Personal information
- Born: September 5, 1900 Plano, Texas, U.S.
- Died: June 1, 1956 (aged 55) San Antonio, Texas, U.S.
- Listed height: 5 ft 10 in (1.78 m)
- Listed weight: 215 lb (98 kg)

Career information
- College: Texas A&M University

Career history
- Canton Bulldogs (1922); St. Louis All-Stars (1923);

Awards and highlights
- NFL champion (1922); National champion (1919);
- Stats at Pro Football Reference

= William Murrah =

American football player (1900–1956)

William Ervin "Cap" Murrah (September 5, 1900 – June 1, 1956) was a professional football player who spent two years of the National Football League (NFL) with the Canton Bulldogs and the St.

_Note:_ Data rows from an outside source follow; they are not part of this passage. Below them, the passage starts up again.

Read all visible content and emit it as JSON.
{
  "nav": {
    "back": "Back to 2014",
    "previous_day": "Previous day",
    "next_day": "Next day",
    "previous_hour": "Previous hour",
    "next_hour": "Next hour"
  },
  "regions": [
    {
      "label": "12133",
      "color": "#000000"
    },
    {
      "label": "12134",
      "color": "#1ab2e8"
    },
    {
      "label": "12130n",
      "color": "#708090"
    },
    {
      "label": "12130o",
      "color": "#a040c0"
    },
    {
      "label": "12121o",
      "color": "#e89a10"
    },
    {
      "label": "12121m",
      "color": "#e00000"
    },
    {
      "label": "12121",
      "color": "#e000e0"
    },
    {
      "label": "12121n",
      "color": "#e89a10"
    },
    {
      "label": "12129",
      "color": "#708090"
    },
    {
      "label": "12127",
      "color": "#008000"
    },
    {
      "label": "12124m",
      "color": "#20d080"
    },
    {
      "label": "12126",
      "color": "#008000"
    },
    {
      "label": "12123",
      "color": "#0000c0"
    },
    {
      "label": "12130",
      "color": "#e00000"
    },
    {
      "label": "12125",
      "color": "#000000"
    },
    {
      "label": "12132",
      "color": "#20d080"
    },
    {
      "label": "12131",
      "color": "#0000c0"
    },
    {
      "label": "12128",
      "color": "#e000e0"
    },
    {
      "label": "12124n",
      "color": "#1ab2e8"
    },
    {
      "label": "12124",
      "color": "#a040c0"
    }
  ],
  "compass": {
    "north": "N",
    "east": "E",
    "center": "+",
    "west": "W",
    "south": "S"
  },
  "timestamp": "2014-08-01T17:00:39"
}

Louis All-Stars. Murrah was a part of the Bulldogs' 1922 NFL championship team. In 1923, he played for the All-Stars. He played college football at Texas A&M University. Cap later was inducted into the Texas A&M Hall of Fame. While at A&M, Murrah helped the Aggies win the 1922 Dixie Classic, when he recovered the football at the Centre College Praying Colonels' thirty-three yard line, setting up a touchdown on the possession.